Bias in Marriage and Family Therapy
Bias has become a dirty word. Workplace implicit bias training has become ubiquitous in our growing effort to exorcise even unconscious motives from impacting conduct. Consider some of the synonyms that pop up when I look up “bias” on thesaurus.com: bigotry, favoritism, intolerance, prejudice, and unfairness. A litany of the most severe insults of 2024. The assumption is that bias is a universal disqualifier; that a preconceived idea is bad by definition.
It’s not uncommon for new clients to tell me they come to therapy to get input from an unbiased third party. In their efforts to address issues in their marriage, their family, their work, or their psyches, they want an impartial opinion or a neutral perspective.
I am happy to provide referrals if a client would like to keep looking, but they’re in the wrong office if they want to talk to a blank slate. I am not unbiased, impartial, or neutral. I’m not devoid of opinions or bereft of judgment. I do not think all roads ultimately lead to the same place and I do not endorse every life decision as equally valid.
Any honest therapist will tell them the same.
I think what a client means by a neutral third party opinion is they want to speak with someone who won’t take sides. They want someone who will listen without passing judgement or casting blame. That all seems reasonable enough. Effective therapy requires genuine curiosity. It requires a therapist to consider that whatever a client reports has a history, a reason for being there.
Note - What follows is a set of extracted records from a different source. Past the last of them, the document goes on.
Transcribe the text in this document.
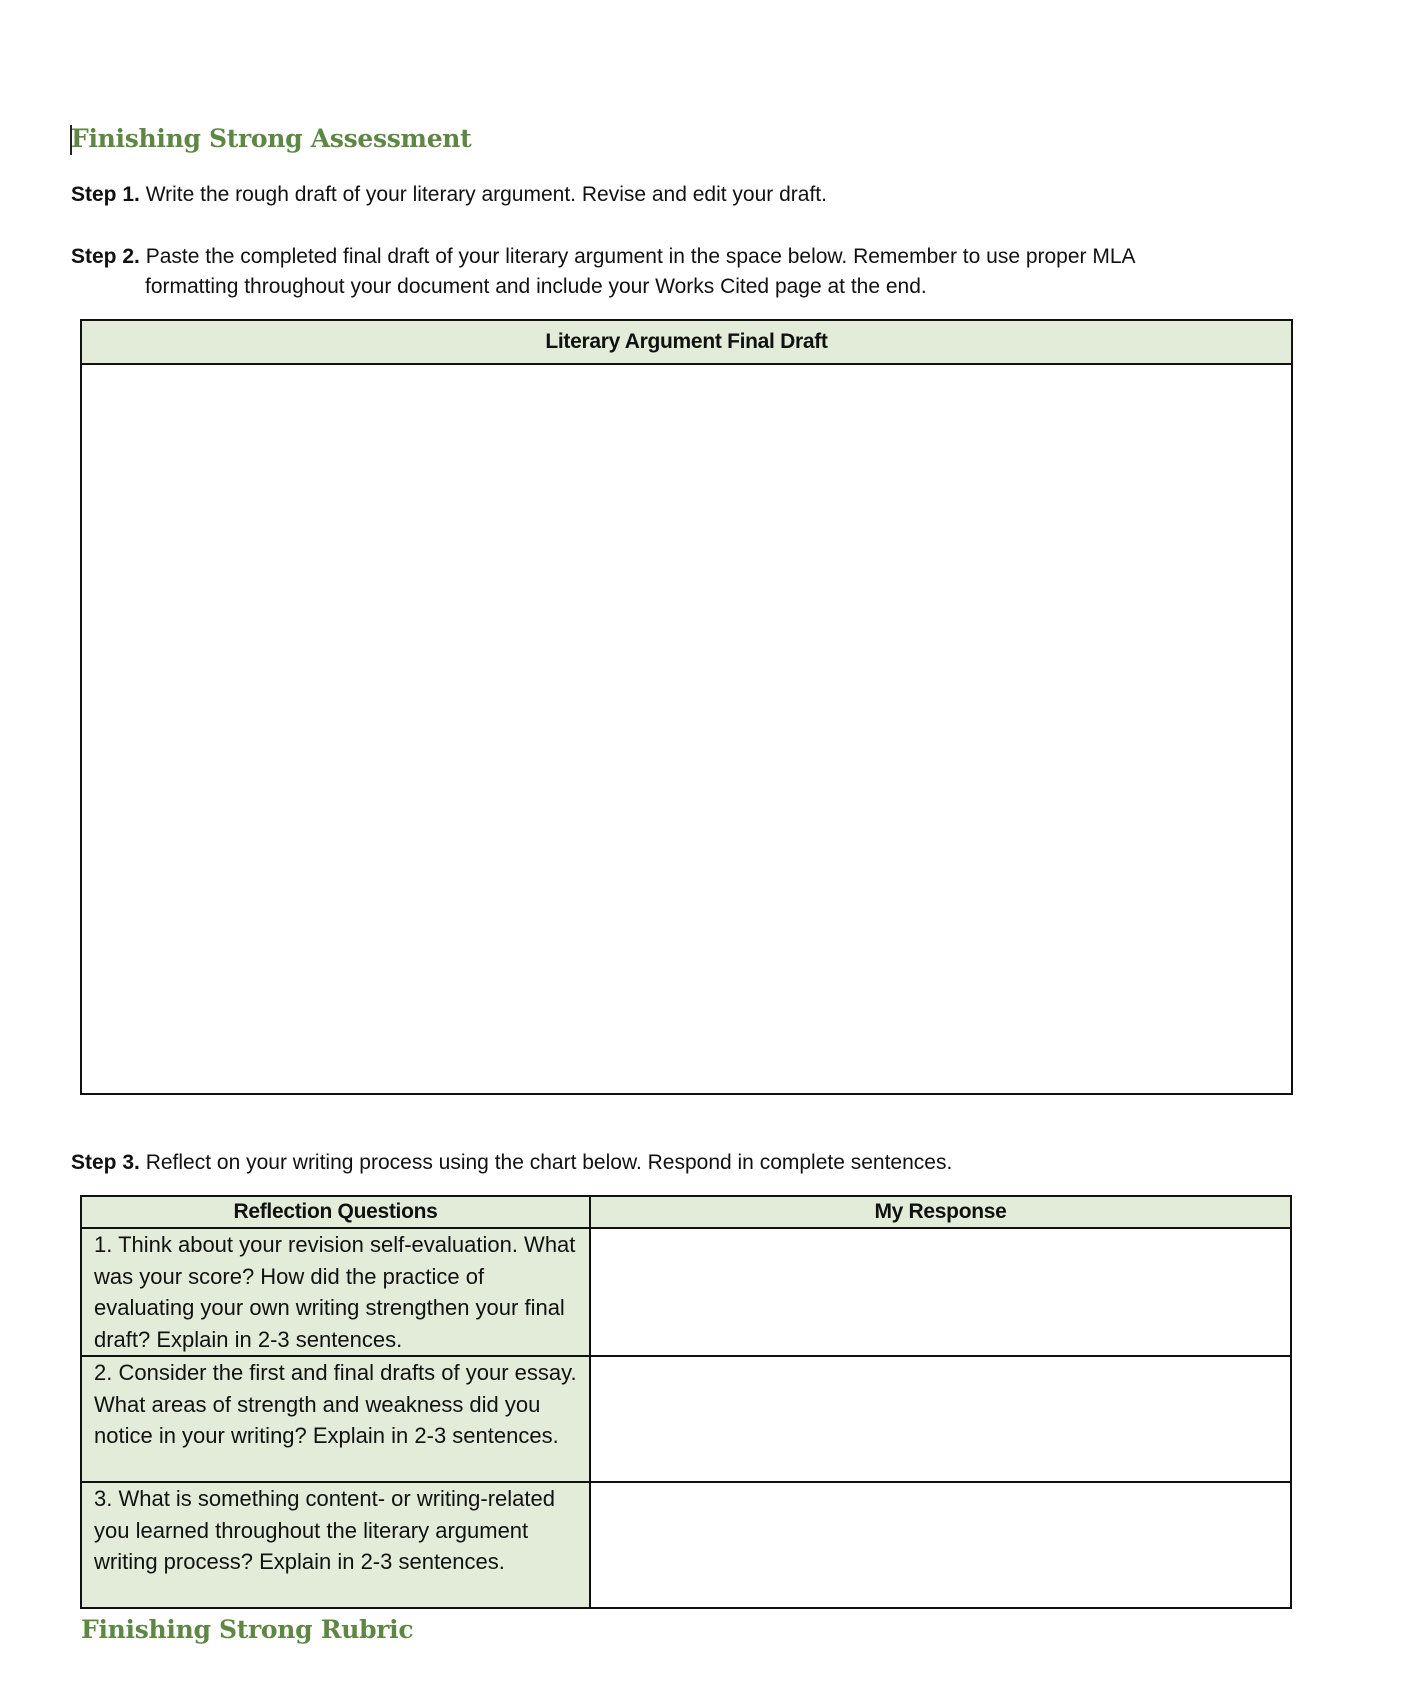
Finishing Strong Assessment
Step 1. Write the rough draft of your literary argument. Revise and edit your draft.
Step 2. Paste the completed final draft of your literary argument in the space below. Remember to use proper MLA
formatting throughout your document and include your Works Cited page at the end.
Literary Argument Final Draft
Step 3. Reflect on your writing process using the chart below. Respond in complete sentences.
Reflection Questions	My Response
1. Think about your revision self-evaluation. What was your score? How did the practice of evaluating your own writing strengthen your final draft? Explain in 2-3 sentences.	
2. Consider the first and final drafts of your essay. What areas of strength and weakness did you notice in your writing? Explain in 2-3 sentences.	
3. What is something content- or writing-related you learned throughout the literary argument writing process? Explain in 2-3 sentences.	
Finishing Strong Rubric
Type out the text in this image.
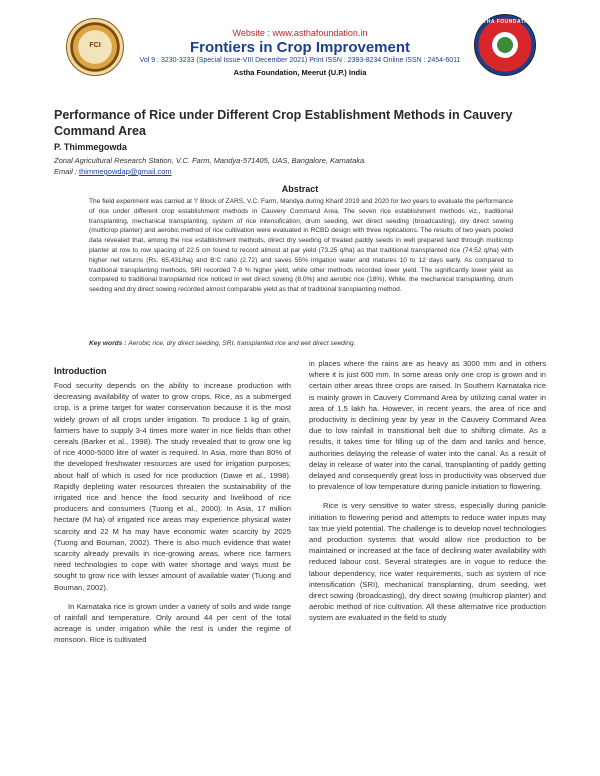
FCI
ASTHA FOUNDATION
Website : www.asthafoundation.in
Frontiers in Crop Improvement
Vol 9 : 3230-3233 (Special Issue-VIII December 2021) Print ISSN : 2393-8234 Online ISSN : 2454-6011
Astha Foundation, Meerut (U.P.) India
Performance of Rice under Different Crop Establishment Methods in Cauvery Command Area
P. Thimmegowda
Zonal Agricultural Research Station, V.C. Farm, Mandya-571405, UAS, Bangalore, Karnataka.
Email : thimmegowdap@gmail.com
Abstract
The field experiment was carried at 'I' Block of ZARS, V.C. Farm, Mandya during Kharif 2019 and 2020 for two years to evaluate the performance of rice under different crop establishment methods in Cauvery Command Area. The seven rice establishment methods viz., traditional transplanting, mechanical transplanting, system of rice intensification, drum seeding, wet direct seeding (broadcasting), dry direct sowing (multicrop planter) and aerobic method of rice cultivation were evaluated in RCBD design with three replications. The results of two years pooled data revealed that, among the rice establishment methods, direct dry seeding of treated paddy seeds in well prepared land through multicrop planter at row to row spacing of 22.5 cm found to record almost at par yield (73.25 q/ha) as that traditional transplanted rice (74.52 q/ha) with higher net returns (Rs. 65,431/ha) and B:C ratio (2.72) and saves 55% irrigation water and matures 10 to 12 days early. As compared to traditional transplanting methods, SRI recorded 7-8 % higher yield, while other methods recorded lower yield. The significantly lower yield as compared to traditional transplanted rice noticed in wet direct sowing (8.0%) and aerobic rice (18%). While, the mechanical transplanting, drum seeding and dry direct sowing recorded almost comparable yield as that of traditional transplanting method.
Key words : Aerobic rice, dry direct seeding, SRI, transplanted rice and wet direct seeding.
Introduction

Food security depends on the ability to increase production with decreasing availability of water to grow crops. Rice, as a submerged crop, is a prime target for water conservation because it is the most widely grown of all crops under irrigation. To produce 1 kg of grain, farmers have to supply 3-4 times more water in rice fields than other cereals (Barker et al., 1998). The study revealed that to grow one kg of rice 4000-5000 litre of water is required. In Asia, more than 80% of the developed freshwater resources are used for irrigation purposes; about half of which is used for rice production (Dawe et al., 1998). Rapidly depleting water resources threaten the sustainability of the irrigated rice and hence the food security and livelihood of rice producers and consumers (Tuong et al., 2000). In Asia, 17 million hectare (M ha) of irrigated rice areas may experience physical water scarcity and 22 M ha may have economic water scarcity by 2025 (Tuong and Bouman, 2002). There is also much evidence that water scarcity already prevails in rice-growing areas, where rice farmers need technologies to cope with water shortage and ways must be sought to grow rice with lesser amount of available water (Tuong and Bouman, 2002).

In Karnataka rice is grown under a variety of soils and wide range of rainfall and temperature. Only around 44 per cent of the total acreage is under irrigation while the rest is under the regime of monsoon. Rice is cultivated

in places where the rains are as heavy as 3000 mm and in others where it is just 600 mm. In some areas only one crop is grown and in certain other areas three crops are raised. In Southern Karnataka rice is mainly grown in Cauvery Command Area by utilizing canal water in area of 1.5 lakh ha. However, in recent years, the area of rice and productivity is declining year by year in the Cauvery Command Area due to low rainfall in transitional belt due to shifting climate. As a results, it takes time for filling up of the dam and tanks and hence, authorities delaying the release of water into the canal. As a result of delay in release of water into the canal, transplanting of paddy getting delayed and consequently great loss in productivity was observed due to prevalence of low temperature during panicle initiation to flowering.

Rice is very sensitive to water stress, especially during panicle initiation to flowering period and attempts to reduce water inputs may tax true yield potential. The challenge is to develop novel technologies and production systems that would allow rice production to be maintained or increased at the face of declining water availability with reduced labour cost. Several strategies are in vogue to reduce the labour dependency, rice water requirements, such as system of rice intensification (SRI), mechanical transplanting, drum seeding, wet direct sowing (broadcasting), dry direct sowing (multicrop planter) and aerobic method of rice cultivation. All these alternative rice production system are evaluated in the field to study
For example, I am not neutral on issues of marriage and family. I am distinctly pro-marriage and pro-family, which means my inclination, whenever possible to be done safely and in an God-honoring way, is to support repentance and reconciliation. This is not dogma; it is to say that God’s word upholds the virtues of fidelity and family unity, and my work as a therapist aligns with these values. I can hold the belief that infidelity is wrong and simultaneously care about the offending spouse and the context in which their infidelity takes place. What preceded it, what does it mean, what have been the repercussions, and how might I support the client now? My bias toward confession and healing does not mean I condemn the spouse who cheats, but it does influence my approach to working with a couple dealing with betrayal. My perspective informs how I invite them to explore ideas with me.
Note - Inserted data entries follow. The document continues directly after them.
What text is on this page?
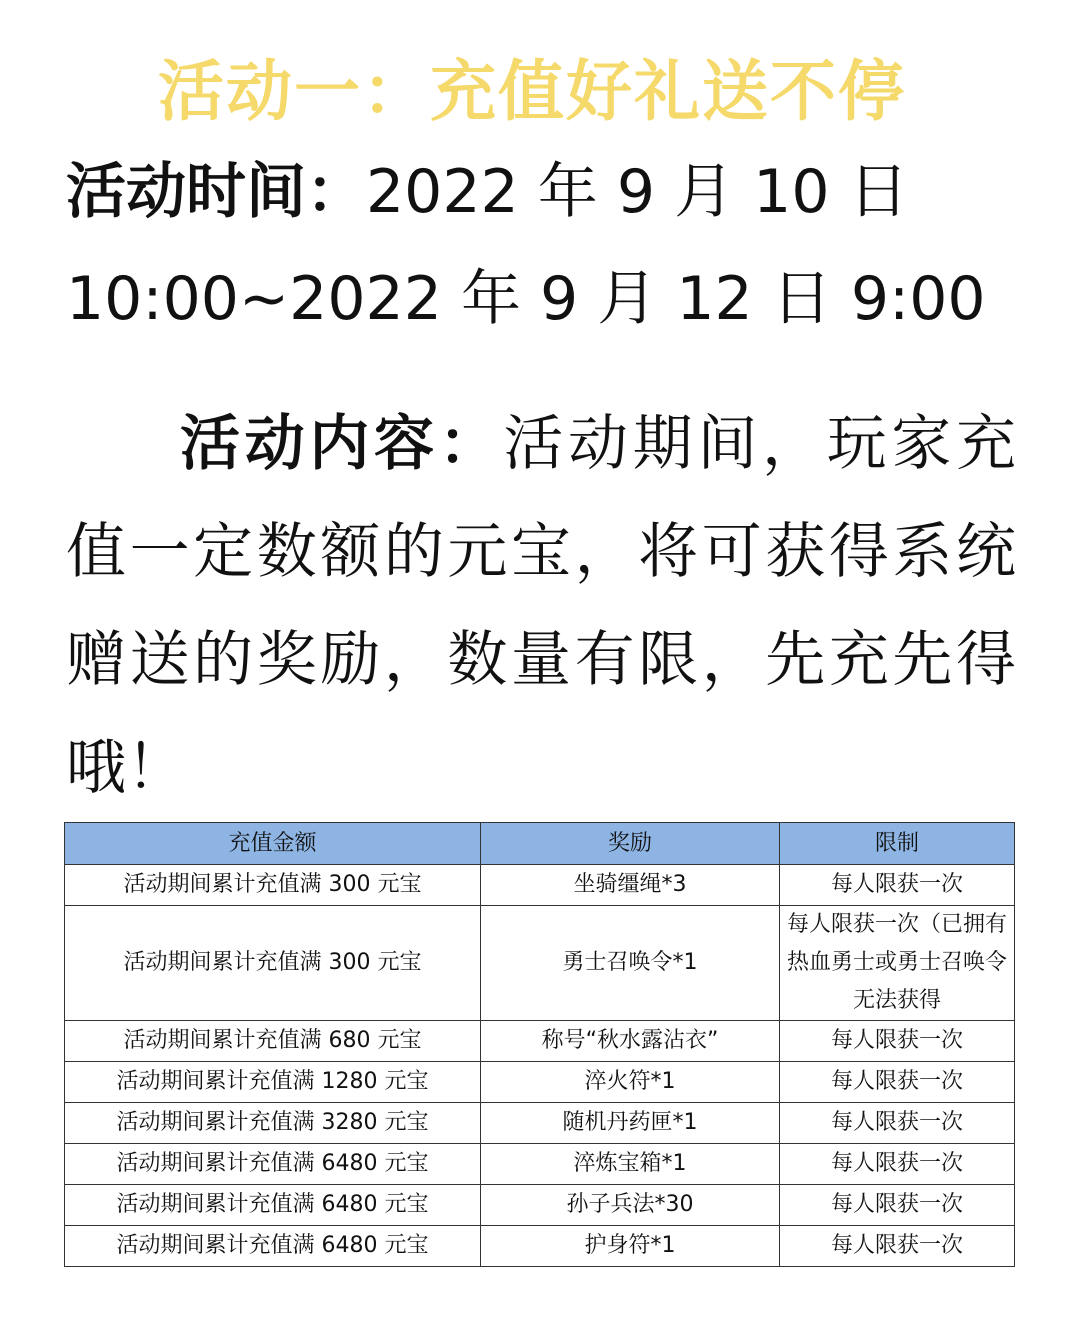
活动一：充值好礼送不停
活动时间：2022 年 9 月 10 日
10:00~2022 年 9 月 12 日 9:00
活动内容：活动期间，玩家充值一定数额的元宝，将可获得系统赠送的奖励，数量有限，先充先得哦！
充值金额	奖励	限制
活动期间累计充值满 300 元宝	坐骑缰绳*3	每人限获一次
活动期间累计充值满 300 元宝	勇士召唤令*1	每人限获一次（已拥有热血勇士或勇士召唤令无法获得
活动期间累计充值满 680 元宝	称号“秋水露沾衣”	每人限获一次
活动期间累计充值满 1280 元宝	淬火符*1	每人限获一次
活动期间累计充值满 3280 元宝	随机丹药匣*1	每人限获一次
活动期间累计充值满 6480 元宝	淬炼宝箱*1	每人限获一次
活动期间累计充值满 6480 元宝	孙子兵法*30	每人限获一次
活动期间累计充值满 6480 元宝	护身符*1	每人限获一次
In some cases, clarifying my bias toward reconciliation may increase trust. It honors my client’s autonomy by offering the opportunity to consider different ways of seeing. I don’t need to knock them over the head with my opinions. But I don’t need to pretend I have no opinions at all. I can acknowledge my personal bias while upholding my client’s right to decide for themselves what they think and if I’m the right person with whom to explore these deeply personal issues.
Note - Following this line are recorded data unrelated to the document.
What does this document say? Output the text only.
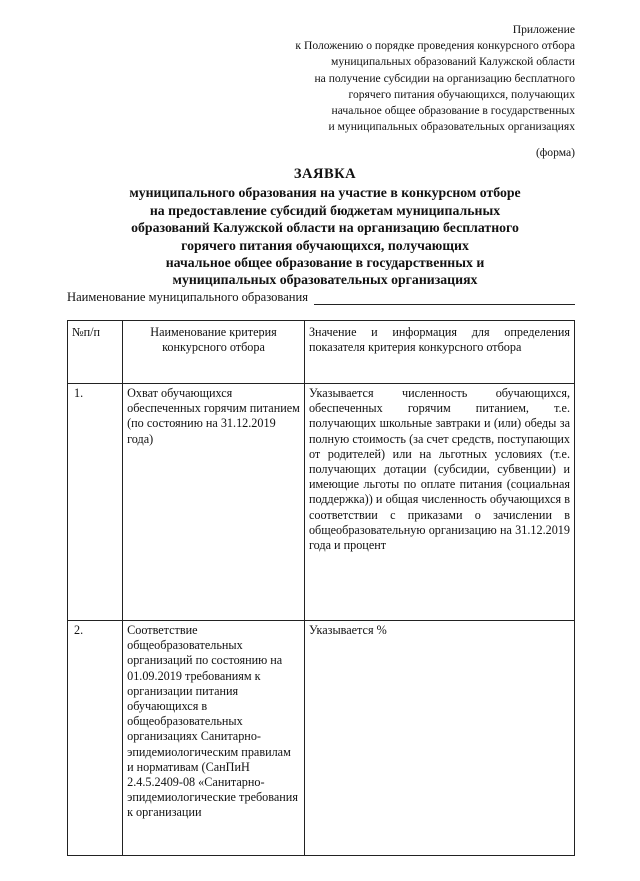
Приложение
к Положению о порядке проведения конкурсного отбора
муниципальных образований Калужской области
на получение субсидии на организацию бесплатного
горячего питания обучающихся, получающих
начальное общее образование в государственных
и муниципальных образовательных организациях
(форма)
ЗАЯВКА
муниципального образования на участие в конкурсном отборе
на предоставление субсидий бюджетам муниципальных
образований Калужской области на организацию бесплатного
горячего питания обучающихся, получающих
начальное общее образование в государственных и
муниципальных образовательных организациях
Наименование муниципального образования
№п/п	Наименование критерия конкурсного отбора	Значение и информация для определения показателя критерия конкурсного отбора
1.	Охват обучающихся обеспеченных горячим питанием (по состоянию на 31.12.2019 года)	Указывается численность обучающихся, обеспеченных горячим питанием, т.е. получающих школьные завтраки и (или) обеды за полную стоимость (за счет средств, поступающих от родителей) или на льготных условиях (т.е. получающих дотации (субсидии, субвенции) и имеющие льготы по оплате питания (социальная поддержка)) и общая численность обучающихся в соответствии с приказами о зачислении в общеобразовательную организацию на 31.12.2019 года и процент
2.	Соответствие общеобразовательных организаций по состоянию на 01.09.2019 требованиям к организации питания обучающихся в общеобразовательных организациях Санитарно-эпидемиологическим правилам и нормативам (СанПиН 2.4.5.2409-08 «Санитарно-эпидемиологические требования к организации	Указывается %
To be human is to have values. Even to espouse neutrality as a therapeutic virtue is a value statement. The suggestion that bias should be removed from therapy is itself a biased statement that favors one perspective over others and passively coerces agreement when it is spoken as a given. The question How do we remove bias from the therapy office? is the wrong question. Bias will never be removed from human interaction. A more useful question is How do we own our biases in the therapy office for the benefit of our clients? In other words, how do we protect our clients from our own opinions masked as professional insight and honor their autonomy to adopt their own values, make their own decisions, and elevate their own priorities? To labor to this end is an honorable task indeed.